Results: The SS rats exhibited enhanced cardiac toxicity compared to SS.BN3 rats. By 150 days post-RT, 7/13 SS rats died from heart failure, while no SS.BN3 rats died (p<0.05). SS rats had cardiac troponin levels elevated at 3 mo (p=0.01). End diastolic volume and end systolic volume were significantly elevated after RT in male and female SS rats (p<0.01). Systolic function, measured with ejection fraction and fractional shortening, was significantly lower in male and female SS vs SS.BN3 rats at 5 months. Radial and circumferential strain, measures of left ventricular contractility, were significantly worse in SS rats at 3 and 5 months (p<0.01). In females, left ventricular mass was significantly elevated at 3 months in SS rats (1.54 vs 1.28 g, p<0.001), and moderate/large pericardial effusions were present in 6/9 SS compared to 3/7 BN3 rats at 3 months, and 6/6 SS rats compared to 1/7 BN3 rats at 5 months. Similar results were seen in a follow-up study using 9 Gy x 5 fractions of cardiac RT. Interstitial fibrosis was not different between the SS and SS.BN3 rat hearts after RT, but perivascular fibrosis was significantly increased in SS rats (p<0.02). IHC staining revealed significantly more CD68+ cells in the SS vs SS.BN3 hearts at 12 weeks post-RT.

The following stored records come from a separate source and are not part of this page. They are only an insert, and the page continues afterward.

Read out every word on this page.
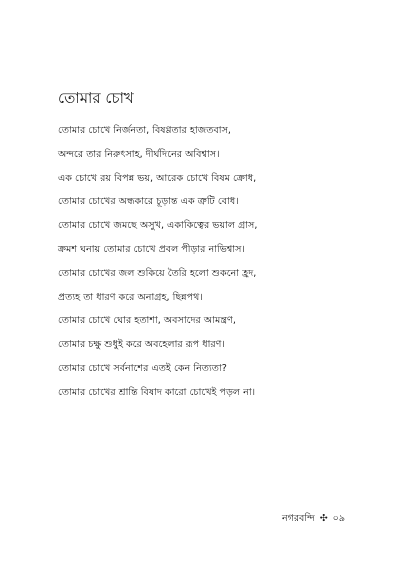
তোমার চোখ
তোমার চোখে নির্জনতা, বিষণ্ণতার হাজতবাস,
অন্দরে তার নিরুৎসাহ, দীর্ঘদিনের অবিশ্বাস।
এক চোখে রয় বিপন্ন ভয়, আরেক চোখে বিষম ক্রোধ,
তোমার চোখের অন্ধকারে চূড়ান্ত এক ত্রুটি বোধ।
তোমার চোখে জমছে অসুখ, একাকিত্বের ভয়াল গ্রাস,
ক্রমশ ঘনায় তোমার চোখে প্রবল পীড়ার নাভিশ্বাস।
তোমার চোখের জল শুকিয়ে তৈরি হলো শুকনো হ্রদ,
প্রত্যহ তা ধারণ করে অনাগ্রহ, ছিন্নপথ।
তোমার চোখে ঘোর হতাশা, অবসাদের আমন্ত্রণ,
তোমার চক্ষু শুধুই করে অবহেলার রূপ ধারণ।
তোমার চোখে সর্বনাশের এতই কেন নিত্যতা?
তোমার চোখের শ্রান্তি বিষাদ কারো চোখেই পড়ল না।
নগরবন্দি ✣ ০৯
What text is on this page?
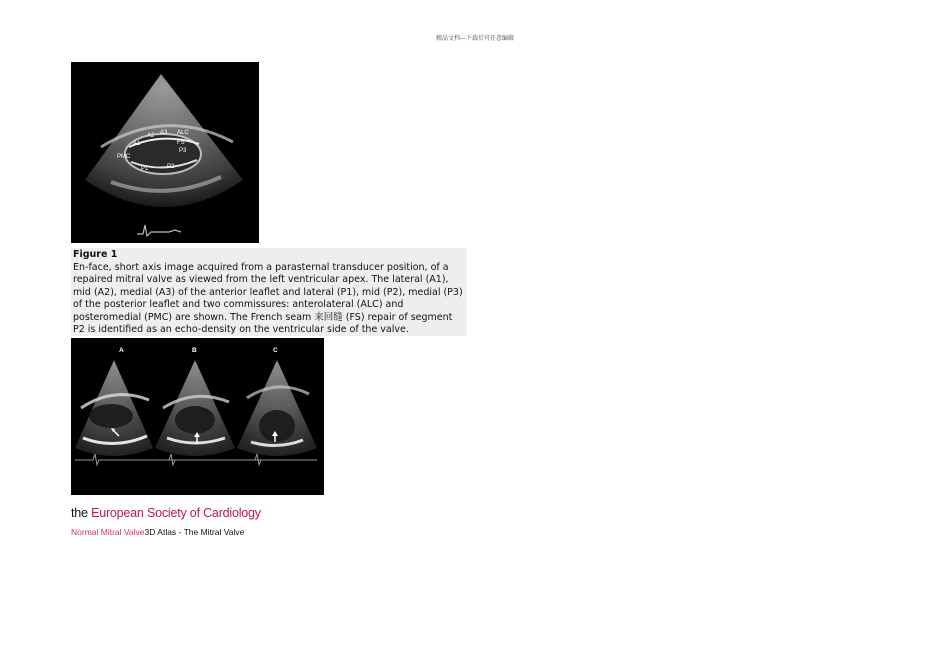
精品文档---下载后可任意编辑
A2 A3 ALC
A1
PMC
P1	P2
P3
FS
Figure 1
En-face, short axis image acquired from a parasternal transducer position, of a repaired mitral valve as viewed from the left ventricular apex. The lateral (A1), mid (A2), medial (A3) of the anterior leaflet and lateral (P1), mid (P2), medial (P3) of the posterior leaflet and two commissures: anterolateral (ALC) and posteromedial (PMC) are shown. The French seam 来回缝 (FS) repair of segment P2 is identified as an echo-density on the ventricular side of the valve.
A	B	C
the European Society of Cardiology
Normal Mitral Valve3D Atlas - The Mitral Valve
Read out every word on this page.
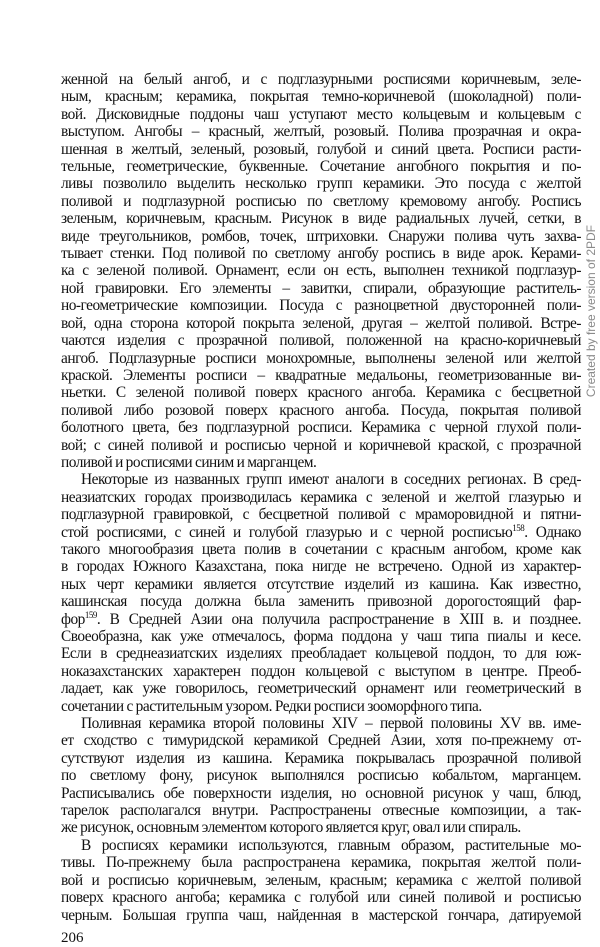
женной на белый ангоб, и с подглазурными росписями коричневым, зеле-
ным, красным; керамика, покрытая темно-коричневой (шоколадной) поли-
вой. Дисковидные поддоны чаш уступают место кольцевым и кольцевым с
выступом. Ангобы – красный, желтый, розовый. Полива прозрачная и окра-
шенная в желтый, зеленый, розовый, голубой и синий цвета. Росписи расти-
тельные, геометрические, буквенные. Сочетание ангобного покрытия и по-
ливы позволило выделить несколько групп керамики. Это посуда с желтой
поливой и подглазурной росписью по светлому кремовому ангобу. Роспись
зеленым, коричневым, красным. Рисунок в виде радиальных лучей, сетки, в
виде треугольников, ромбов, точек, штриховки. Снаружи полива чуть захва-
тывает стенки. Под поливой по светлому ангобу роспись в виде арок. Керами-
ка с зеленой поливой. Орнамент, если он есть, выполнен техникой подглазур-
ной гравировки. Его элементы – завитки, спирали, образующие раститель-
но-геометрические композиции. Посуда с разноцветной двусторонней поли-
вой, одна сторона которой покрыта зеленой, другая – желтой поливой. Встре-
чаются изделия с прозрачной поливой, положенной на красно-коричневый
ангоб. Подглазурные росписи монохромные, выполнены зеленой или желтой
краской. Элементы росписи – квадратные медальоны, геометризованные ви-
ньетки. С зеленой поливой поверх красного ангоба. Керамика с бесцветной
поливой либо розовой поверх красного ангоба. Посуда, покрытая поливой
болотного цвета, без подглазурной росписи. Керамика с черной глухой поли-
вой; с синей поливой и росписью черной и коричневой краской, с прозрачной
поливой и росписями синим и марганцем.
Некоторые из названных групп имеют аналоги в соседних регионах. В сред-
неазиатских городах производилась керамика с зеленой и желтой глазурью и
подглазурной гравировкой, с бесцветной поливой с мраморовидной и пятни-
стой росписями, с синей и голубой глазурью и с черной росписью$^{158}$. Однако
такого многообразия цвета полив в сочетании с красным ангобом, кроме как
в городах Южного Казахстана, пока нигде не встречено. Одной из характер-
ных черт керамики является отсутствие изделий из кашина. Как известно,
кашинская посуда должна была заменить привозной дорогостоящий фар-
фор$^{159}$. В Средней Азии она получила распространение в XIII в. и позднее.
Своеобразна, как уже отмечалось, форма поддона у чаш типа пиалы и кесе.
Если в среднеазиатских изделиях преобладает кольцевой поддон, то для юж-
ноказахстанских характерен поддон кольцевой с выступом в центре. Преоб-
ладает, как уже говорилось, геометрический орнамент или геометрический в
сочетании с растительным узором. Редки росписи зооморфного типа.
Поливная керамика второй половины XIV – первой половины XV вв. име-
ет сходство с тимуридской керамикой Средней Азии, хотя по-прежнему от-
сутствуют изделия из кашина. Керамика покрывалась прозрачной поливой
по светлому фону, рисунок выполнялся росписью кобальтом, марганцем.
Расписывались обе поверхности изделия, но основной рисунок у чаш, блюд,
тарелок располагался внутри. Распространены отвесные композиции, а так-
же рисунок, основным элементом которого является круг, овал или спираль.
В росписях керамики используются, главным образом, растительные мо-
тивы. По-прежнему была распространена керамика, покрытая желтой поли-
вой и росписью коричневым, зеленым, красным; керамика с желтой поливой
поверх красного ангоба; керамика с голубой или синей поливой и росписью
черным. Большая группа чаш, найденная в мастерской гончара, датируемой
206
Created by free version of 2PDF
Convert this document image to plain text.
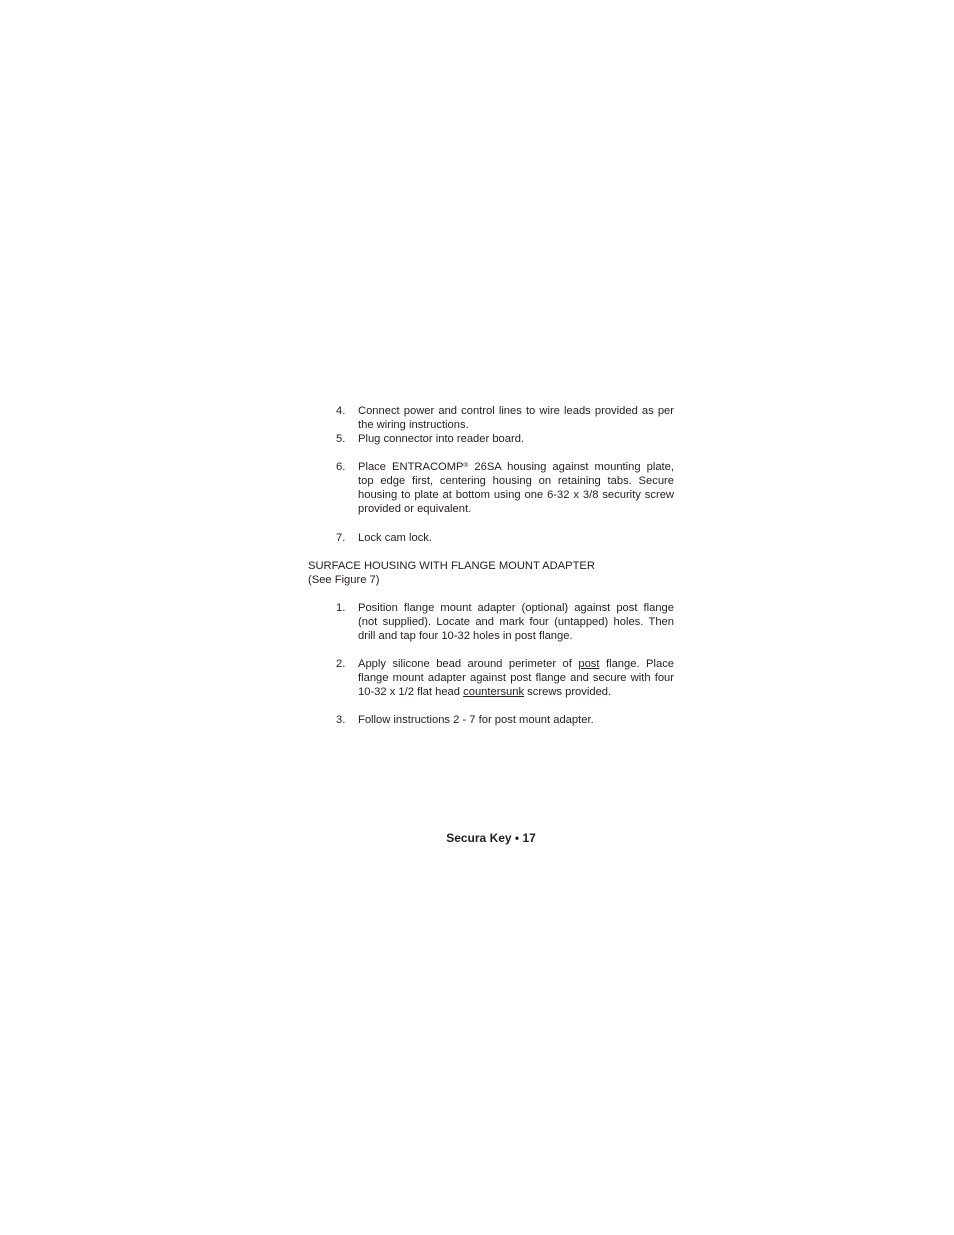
4.	Connect power and control lines to wire leads provided as per the wiring instructions.
5.	Plug connector into reader board.
6.	Place ENTRACOMP® 26SA housing against mounting plate, top edge first, centering housing on retaining tabs. Secure housing to plate at bottom using one 6-32 x 3/8 security screw provided or equivalent.
7.	Lock cam lock.
SURFACE HOUSING WITH FLANGE MOUNT ADAPTER
(See Figure 7)
1.	Position flange mount adapter (optional) against post flange (not supplied). Locate and mark four (untapped) holes. Then drill and tap four 10-32 holes in post flange.
2.	Apply silicone bead around perimeter of post flange. Place flange mount adapter against post flange and secure with four 10-32 x 1/2 flat head countersunk screws provided.
3.	Follow instructions 2 - 7 for post mount adapter.
Secura Key • 17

Conclusion: These results demonstrate that genetic variant(s) on rat chromosome 3 alter the sensitivity to high dose cardiac RT. Congenic mapping and gene expression studies are ongoing to identify the causative host factor(s) on rat chromosome 3 causing RT sensitivity and enhanced immune responses. This project has the potential to enhance the effectiveness and toxicity profile of RT.
Author Disclosure: C. Bergom: None. R.A. Schlaak: None. A. Frei: None. A.M. Schottstaedt: None. L. Harmann: None. T. Gasperetti: None.